Michel Barnier parle d’une crise d'une gravité exceptionnelle et l'expression est faible, voire inappropriée.
Ce n'est pas, seulement, une crise d'une gravité exceptionnelle quand un territoire est dévasté parce qu'il fait face à une insurrection d'une violence inédite.
Ce n'est pas, seulement, une crise d'une gravité exceptionnelle quand, près de cinq mois après le début des émeutes, et malgré l'investissement hors norme des forces de l'ordre, on ne peut toujours pas circuler à Saint Louis.
Ce n'est pas, seulement, une crise d'une gravité exceptionnelle quand l'économie est exsangue, que les collectivités sont en faillite et que tous les organismes sociaux sont en cessation de paiement.
D'où l'irritation que certains ont pu ressentir en entendant les propos du Premier ministre, comme si l'Etat n'avait pas vraiment pris la mesure de la situation.
On va vers une désescalade, bien sûr, mais la crise à laquelle est confrontée la Nouvelle-Calédonie est dramatique, épouvantable, effroyable, catastrophique, pas seulement d'une gravité exceptionnelle. Il faut bien nommer les choses.
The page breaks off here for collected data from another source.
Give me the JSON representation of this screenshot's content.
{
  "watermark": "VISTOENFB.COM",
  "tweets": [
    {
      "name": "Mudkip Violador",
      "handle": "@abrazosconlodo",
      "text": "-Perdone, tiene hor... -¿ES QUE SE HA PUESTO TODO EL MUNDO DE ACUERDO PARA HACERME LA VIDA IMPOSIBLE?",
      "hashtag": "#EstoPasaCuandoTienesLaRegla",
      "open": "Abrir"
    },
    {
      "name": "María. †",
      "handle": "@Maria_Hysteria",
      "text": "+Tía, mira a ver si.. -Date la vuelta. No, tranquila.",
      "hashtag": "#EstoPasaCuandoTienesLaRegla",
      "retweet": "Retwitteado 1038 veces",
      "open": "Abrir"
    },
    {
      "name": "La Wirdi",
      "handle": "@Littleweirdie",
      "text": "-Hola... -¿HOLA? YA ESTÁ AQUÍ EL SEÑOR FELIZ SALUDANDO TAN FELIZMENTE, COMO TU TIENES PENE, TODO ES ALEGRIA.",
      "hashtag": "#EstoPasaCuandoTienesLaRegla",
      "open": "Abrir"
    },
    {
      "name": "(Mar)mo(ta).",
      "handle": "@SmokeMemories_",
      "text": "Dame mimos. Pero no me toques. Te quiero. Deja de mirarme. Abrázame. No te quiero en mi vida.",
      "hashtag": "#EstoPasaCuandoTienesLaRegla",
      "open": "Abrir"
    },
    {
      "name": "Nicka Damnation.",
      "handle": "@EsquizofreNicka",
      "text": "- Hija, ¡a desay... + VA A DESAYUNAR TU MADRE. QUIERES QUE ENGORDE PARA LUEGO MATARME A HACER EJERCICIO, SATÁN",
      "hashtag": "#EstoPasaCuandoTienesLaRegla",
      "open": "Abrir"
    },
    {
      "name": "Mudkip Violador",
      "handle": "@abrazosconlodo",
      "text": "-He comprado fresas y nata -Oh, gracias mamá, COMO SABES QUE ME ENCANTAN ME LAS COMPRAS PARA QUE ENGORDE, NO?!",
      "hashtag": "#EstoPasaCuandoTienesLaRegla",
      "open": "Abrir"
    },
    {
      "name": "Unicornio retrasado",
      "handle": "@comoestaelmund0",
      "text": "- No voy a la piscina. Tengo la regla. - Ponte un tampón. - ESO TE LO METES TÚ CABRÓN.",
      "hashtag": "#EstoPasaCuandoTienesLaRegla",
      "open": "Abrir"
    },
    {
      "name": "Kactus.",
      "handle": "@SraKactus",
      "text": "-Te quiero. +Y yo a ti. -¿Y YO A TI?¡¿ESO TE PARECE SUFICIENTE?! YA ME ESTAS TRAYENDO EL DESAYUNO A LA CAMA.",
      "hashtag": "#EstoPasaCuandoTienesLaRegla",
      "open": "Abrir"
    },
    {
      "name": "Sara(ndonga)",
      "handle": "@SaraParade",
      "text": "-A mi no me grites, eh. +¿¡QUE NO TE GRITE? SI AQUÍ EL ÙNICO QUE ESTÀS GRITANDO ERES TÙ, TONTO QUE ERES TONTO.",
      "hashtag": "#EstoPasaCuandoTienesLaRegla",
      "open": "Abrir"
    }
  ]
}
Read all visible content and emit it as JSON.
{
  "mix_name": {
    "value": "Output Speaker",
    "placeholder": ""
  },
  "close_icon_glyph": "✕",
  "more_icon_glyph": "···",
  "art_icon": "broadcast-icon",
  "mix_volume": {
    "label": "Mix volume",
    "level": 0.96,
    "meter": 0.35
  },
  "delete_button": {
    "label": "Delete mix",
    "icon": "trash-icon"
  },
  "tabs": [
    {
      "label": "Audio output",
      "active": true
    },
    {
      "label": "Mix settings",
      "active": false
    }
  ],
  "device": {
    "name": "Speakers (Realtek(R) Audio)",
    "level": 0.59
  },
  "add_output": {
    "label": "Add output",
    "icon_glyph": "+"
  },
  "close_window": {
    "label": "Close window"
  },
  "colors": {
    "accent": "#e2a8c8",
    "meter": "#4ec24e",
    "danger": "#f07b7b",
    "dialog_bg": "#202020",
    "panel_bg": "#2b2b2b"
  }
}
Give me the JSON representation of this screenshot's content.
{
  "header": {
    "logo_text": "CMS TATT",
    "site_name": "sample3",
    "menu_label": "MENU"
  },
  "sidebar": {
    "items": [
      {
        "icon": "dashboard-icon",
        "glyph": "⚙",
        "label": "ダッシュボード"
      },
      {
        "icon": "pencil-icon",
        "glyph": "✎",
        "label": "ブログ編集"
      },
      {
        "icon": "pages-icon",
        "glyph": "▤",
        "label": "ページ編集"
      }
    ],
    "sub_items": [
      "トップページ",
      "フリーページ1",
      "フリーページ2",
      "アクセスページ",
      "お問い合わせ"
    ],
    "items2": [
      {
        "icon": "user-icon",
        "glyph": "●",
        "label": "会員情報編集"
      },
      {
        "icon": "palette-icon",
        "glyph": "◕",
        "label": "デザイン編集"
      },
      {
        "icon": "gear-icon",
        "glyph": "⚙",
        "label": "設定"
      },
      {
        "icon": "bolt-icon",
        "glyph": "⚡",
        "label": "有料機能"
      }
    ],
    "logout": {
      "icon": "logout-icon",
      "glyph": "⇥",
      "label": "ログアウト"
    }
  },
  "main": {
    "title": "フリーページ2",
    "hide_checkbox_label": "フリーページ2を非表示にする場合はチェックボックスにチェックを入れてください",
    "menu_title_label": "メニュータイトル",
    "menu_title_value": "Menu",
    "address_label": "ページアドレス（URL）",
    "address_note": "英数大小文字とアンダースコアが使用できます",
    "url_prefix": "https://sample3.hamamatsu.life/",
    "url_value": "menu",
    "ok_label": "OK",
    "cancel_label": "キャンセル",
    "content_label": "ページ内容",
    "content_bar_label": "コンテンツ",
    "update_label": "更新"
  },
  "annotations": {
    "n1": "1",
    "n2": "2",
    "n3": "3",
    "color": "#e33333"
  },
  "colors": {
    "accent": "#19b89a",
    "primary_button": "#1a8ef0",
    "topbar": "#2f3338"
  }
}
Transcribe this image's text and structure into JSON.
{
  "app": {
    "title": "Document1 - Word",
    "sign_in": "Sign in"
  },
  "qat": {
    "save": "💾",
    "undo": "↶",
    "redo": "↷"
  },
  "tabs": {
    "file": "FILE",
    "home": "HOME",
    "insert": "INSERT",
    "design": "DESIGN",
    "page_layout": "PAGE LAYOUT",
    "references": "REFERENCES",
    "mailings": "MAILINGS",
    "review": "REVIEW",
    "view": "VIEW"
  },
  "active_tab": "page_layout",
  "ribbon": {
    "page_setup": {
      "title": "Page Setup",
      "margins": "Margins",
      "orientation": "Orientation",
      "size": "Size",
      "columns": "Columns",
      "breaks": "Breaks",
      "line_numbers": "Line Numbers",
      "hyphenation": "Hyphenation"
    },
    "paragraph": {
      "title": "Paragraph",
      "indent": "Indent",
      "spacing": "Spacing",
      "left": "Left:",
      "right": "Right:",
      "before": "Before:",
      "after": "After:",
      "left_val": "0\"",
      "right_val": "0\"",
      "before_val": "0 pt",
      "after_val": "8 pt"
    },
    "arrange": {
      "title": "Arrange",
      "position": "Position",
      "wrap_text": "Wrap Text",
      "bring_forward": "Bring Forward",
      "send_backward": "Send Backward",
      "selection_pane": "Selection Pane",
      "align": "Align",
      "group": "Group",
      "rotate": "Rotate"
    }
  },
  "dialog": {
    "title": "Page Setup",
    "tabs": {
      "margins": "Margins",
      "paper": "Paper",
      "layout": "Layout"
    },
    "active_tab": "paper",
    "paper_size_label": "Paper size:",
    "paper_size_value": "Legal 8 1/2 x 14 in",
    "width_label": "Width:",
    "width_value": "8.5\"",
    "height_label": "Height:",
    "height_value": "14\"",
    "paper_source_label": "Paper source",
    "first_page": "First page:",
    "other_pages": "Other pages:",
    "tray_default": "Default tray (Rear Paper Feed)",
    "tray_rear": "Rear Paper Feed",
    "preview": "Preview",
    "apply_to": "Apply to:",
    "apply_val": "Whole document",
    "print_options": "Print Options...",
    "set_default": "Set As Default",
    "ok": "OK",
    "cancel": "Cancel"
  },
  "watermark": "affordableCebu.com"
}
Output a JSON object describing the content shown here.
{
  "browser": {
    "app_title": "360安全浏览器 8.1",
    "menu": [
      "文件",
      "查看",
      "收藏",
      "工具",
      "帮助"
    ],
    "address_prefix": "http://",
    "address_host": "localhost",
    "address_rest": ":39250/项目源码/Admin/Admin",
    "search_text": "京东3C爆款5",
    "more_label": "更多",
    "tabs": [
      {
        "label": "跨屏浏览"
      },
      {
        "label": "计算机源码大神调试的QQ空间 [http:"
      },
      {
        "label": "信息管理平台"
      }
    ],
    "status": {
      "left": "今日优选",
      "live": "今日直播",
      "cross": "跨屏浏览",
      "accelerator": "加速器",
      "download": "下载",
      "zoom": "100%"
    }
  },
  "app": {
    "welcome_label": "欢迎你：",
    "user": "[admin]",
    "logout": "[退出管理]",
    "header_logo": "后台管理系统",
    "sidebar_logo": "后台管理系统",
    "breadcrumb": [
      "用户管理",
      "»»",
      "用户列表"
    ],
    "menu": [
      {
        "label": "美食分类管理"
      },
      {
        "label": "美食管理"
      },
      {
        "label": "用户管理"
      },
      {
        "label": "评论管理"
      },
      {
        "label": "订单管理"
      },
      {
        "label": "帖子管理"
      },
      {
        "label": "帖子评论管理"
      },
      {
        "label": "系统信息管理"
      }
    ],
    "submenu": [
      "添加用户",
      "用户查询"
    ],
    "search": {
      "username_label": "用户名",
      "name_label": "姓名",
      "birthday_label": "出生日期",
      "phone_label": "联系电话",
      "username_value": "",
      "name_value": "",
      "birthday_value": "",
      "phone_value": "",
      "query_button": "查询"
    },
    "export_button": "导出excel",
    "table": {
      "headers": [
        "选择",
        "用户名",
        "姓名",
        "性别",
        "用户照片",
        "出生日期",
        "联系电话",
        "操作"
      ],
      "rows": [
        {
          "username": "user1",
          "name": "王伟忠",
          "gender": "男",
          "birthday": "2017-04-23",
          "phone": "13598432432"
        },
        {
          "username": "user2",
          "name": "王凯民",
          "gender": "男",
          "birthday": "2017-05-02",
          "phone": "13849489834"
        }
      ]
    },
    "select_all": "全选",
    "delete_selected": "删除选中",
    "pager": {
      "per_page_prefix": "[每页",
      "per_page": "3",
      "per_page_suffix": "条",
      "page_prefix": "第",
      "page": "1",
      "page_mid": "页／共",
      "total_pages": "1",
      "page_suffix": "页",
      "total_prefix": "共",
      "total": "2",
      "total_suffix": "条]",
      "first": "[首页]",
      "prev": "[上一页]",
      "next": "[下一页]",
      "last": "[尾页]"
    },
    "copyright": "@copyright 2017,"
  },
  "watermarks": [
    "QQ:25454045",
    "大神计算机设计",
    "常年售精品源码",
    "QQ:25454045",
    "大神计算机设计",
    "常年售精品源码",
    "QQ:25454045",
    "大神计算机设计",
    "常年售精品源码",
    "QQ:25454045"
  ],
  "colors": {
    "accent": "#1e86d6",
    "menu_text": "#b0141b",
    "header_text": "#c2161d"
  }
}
Alors certes, Michel Barnier nous annonce l'envoi d'une "mission de concertation et de dialogue" de très haut niveau, puisqu'elle sera conduite par les présidents de l'Assemblée nationale et du Sénat. Il installe aussi, auprès de lui et du ministre des outremers, une délégation interministérielle et il parle d'une nouvelle période consacrée à la reconstruction économique et sociale de la Nouvelle-Calédonie et à la recherche d'un consensus politique sur son avenir institutionnel, signe qu'il a conscience des enjeux.
Mais la goutte d'eau qui a fait déborder le vase c'est, bien sûr, la façon dont il a annoncé que le projet de loi constitutionnelle sur le dégel du corps électoral ne serait pas soumis au Congrès. On le savait, puisque le Président de la République avait déjà dit la même chose à au moins deux reprises. Mais depuis des mois, les indépendantistes feignent de ne pas avoir compris et demandent à l'Etat d'être explicite sur ce point. Dans une volonté d'apaisement, Michel Barnier a sans nul doute voulu leur donner des gages en le répétant une fois de plus. Mais c'était maladroit et c'était méconnaitre le climat explosif de la Nouvelle-Calédonie depuis le 13 mai.
Tellement maladroit qu'il a dû rectifier le tir, le lendemain, devant le Sénat, en déclarant – ce que tout le monde sait aussi – qu'il faudra "travailler sur l'élargissement du corps électoral pour les prochaines provinciales."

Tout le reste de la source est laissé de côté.